Elderflower trees are considered little more than giant weeds here in our corner of France, growing rampant in the hedgerows between the fields. The wild one in our garden is no different.

It bursts up through a yew bush recklessly as if it has every right to be there. Up until a couple of years ago, I would cut it back to the ground during the spring and winter chops.

The stray elderflower tree.

The stray elderflower tree.

Here’s a recipe for non-alcoholic elderflower cordial, should you feel inclined and have the opportunity.

Like many things, making elderflower cordial is dead easy, it just takes a bit of patience.
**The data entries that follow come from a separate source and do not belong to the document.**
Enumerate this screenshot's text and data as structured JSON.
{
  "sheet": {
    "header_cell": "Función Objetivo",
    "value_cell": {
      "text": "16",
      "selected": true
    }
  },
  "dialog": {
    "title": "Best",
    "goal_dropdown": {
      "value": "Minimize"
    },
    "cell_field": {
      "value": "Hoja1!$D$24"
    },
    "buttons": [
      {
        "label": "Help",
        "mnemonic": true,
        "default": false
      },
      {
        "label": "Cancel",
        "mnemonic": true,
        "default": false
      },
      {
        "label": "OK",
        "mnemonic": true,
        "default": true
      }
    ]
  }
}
With all the development of new houses in our area and the rapid disappearance of meadows and hedgerows, I’ve come to look on our little elderflower with some sympathy. I’ve started to treat it with a bit more…cordiality.

The bees like it, it smells nice, the flowers are pretty – and I can make a cordial that will bring fragrance and flavor to hot summer days in the months to come.

Hidden Treasure

Wild blackberries, the kind that stain my fingers for days after a long picking session, that leave me with scratches on my legs and arms from wading through large hidden patches, the ones that allow for long, lazy conversations with fellow seekers and which reward effort with the nirvana of a fresh blackberry pie and later, much later when summer is gone and tans are faded, fill my mouth with the sweet purple ink memories written on those days  in the form of blackberry jam – wild blackberries rank among my favorite of all fruits.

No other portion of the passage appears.